Mild Infections, Devastating Consequences: Gene Mutation Linked to Childhood Paralysis
A team of scientists at The University of Manchester has identified a rare genetic condition that causes sudden and severe paralysis in children, triggered not by trauma or major illness, but by seemingly harmless infections like the common cold.
The breakthrough discovery sheds light on a previously unexplained neurological disorder, in which affected children suffer rapid and often permanent nerve damage following mild viral or bacterial infections. In each case, doctors had been baffled by the sudden onset of symptoms, until now.
By analyzing the genomes of multiple children affected by the condition, researchers found a shared mutation in the SLC5A7 gene, which is crucial for the function of motor neurons. This gene is responsible for transporting choline, a building block of the neurotransmitter acetylcholine, which nerves use to communicate with muscles.
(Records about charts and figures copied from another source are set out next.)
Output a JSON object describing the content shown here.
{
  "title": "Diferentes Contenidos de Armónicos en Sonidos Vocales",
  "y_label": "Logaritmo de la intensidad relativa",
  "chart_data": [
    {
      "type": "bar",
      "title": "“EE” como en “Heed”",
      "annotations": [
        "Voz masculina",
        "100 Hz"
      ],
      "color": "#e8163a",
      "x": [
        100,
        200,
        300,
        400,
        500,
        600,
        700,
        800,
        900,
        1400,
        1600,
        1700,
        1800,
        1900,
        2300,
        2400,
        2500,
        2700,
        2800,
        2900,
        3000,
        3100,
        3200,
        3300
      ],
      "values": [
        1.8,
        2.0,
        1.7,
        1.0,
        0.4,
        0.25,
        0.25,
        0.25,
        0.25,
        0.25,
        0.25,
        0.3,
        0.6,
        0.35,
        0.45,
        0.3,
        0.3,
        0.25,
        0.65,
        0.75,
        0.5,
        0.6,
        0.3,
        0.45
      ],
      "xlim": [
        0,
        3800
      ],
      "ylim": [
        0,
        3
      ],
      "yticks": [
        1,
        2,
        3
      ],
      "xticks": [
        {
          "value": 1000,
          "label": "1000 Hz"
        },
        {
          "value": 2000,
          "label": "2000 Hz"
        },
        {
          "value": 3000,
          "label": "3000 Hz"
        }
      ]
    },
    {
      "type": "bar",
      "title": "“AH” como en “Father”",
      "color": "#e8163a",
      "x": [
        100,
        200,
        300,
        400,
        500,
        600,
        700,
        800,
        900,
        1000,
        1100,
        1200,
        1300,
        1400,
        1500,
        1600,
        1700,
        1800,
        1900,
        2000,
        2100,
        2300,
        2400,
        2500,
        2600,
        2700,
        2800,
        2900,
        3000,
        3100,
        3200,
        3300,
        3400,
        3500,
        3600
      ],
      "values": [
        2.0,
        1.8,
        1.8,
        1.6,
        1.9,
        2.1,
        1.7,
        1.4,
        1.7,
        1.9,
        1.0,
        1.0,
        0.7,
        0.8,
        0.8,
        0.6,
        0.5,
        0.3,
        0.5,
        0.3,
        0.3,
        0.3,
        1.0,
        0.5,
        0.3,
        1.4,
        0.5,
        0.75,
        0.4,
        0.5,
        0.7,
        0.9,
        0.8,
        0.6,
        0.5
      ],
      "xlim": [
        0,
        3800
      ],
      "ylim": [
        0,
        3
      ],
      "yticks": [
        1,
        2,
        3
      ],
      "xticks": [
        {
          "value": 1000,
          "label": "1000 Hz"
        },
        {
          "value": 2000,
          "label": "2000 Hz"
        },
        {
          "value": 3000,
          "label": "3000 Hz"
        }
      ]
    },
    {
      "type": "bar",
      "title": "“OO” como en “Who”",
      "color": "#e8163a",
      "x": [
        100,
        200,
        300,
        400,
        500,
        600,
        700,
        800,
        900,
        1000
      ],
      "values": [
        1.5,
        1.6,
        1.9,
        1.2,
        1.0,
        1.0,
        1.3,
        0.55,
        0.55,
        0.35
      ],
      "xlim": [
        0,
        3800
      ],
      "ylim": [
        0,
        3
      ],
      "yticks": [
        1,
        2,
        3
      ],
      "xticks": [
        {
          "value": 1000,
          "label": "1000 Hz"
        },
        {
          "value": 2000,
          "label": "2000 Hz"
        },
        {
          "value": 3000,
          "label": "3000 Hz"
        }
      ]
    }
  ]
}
Without enough choline transport, the neuromuscular system becomes fragile, leaving children vulnerable to catastrophic nerve failure. What's especially alarming is that this damage seems to occur in response to mild immune challenges, such as common childhood infections that would otherwise resolve without issue.
“It’s a devastating condition for families,” said Professor Graeme Black, one of the lead researchers. “But understanding the genetic cause means we can now work toward early diagnosis, better management, and possibly even targeted therapies in the future.”
The study used genomic sequencing and cellular analysis to confirm that the mutation disrupts acetylcholine transport, causing stress in nerve cells that ultimately leads to degeneration. The findings also highlight the critical importance of precision medicine, where understanding an individual’s genetic makeup can help predict vulnerability to otherwise routine illnesses.
While this mutation is rare, the discovery could have wider implications for other neuromuscular and immune-related conditions, and underscores the complex relationship between genetics, immunity, and nerve health.
The researchers hope their work will lead to screening tools for early detection and help protect vulnerable children from life-altering outcomes.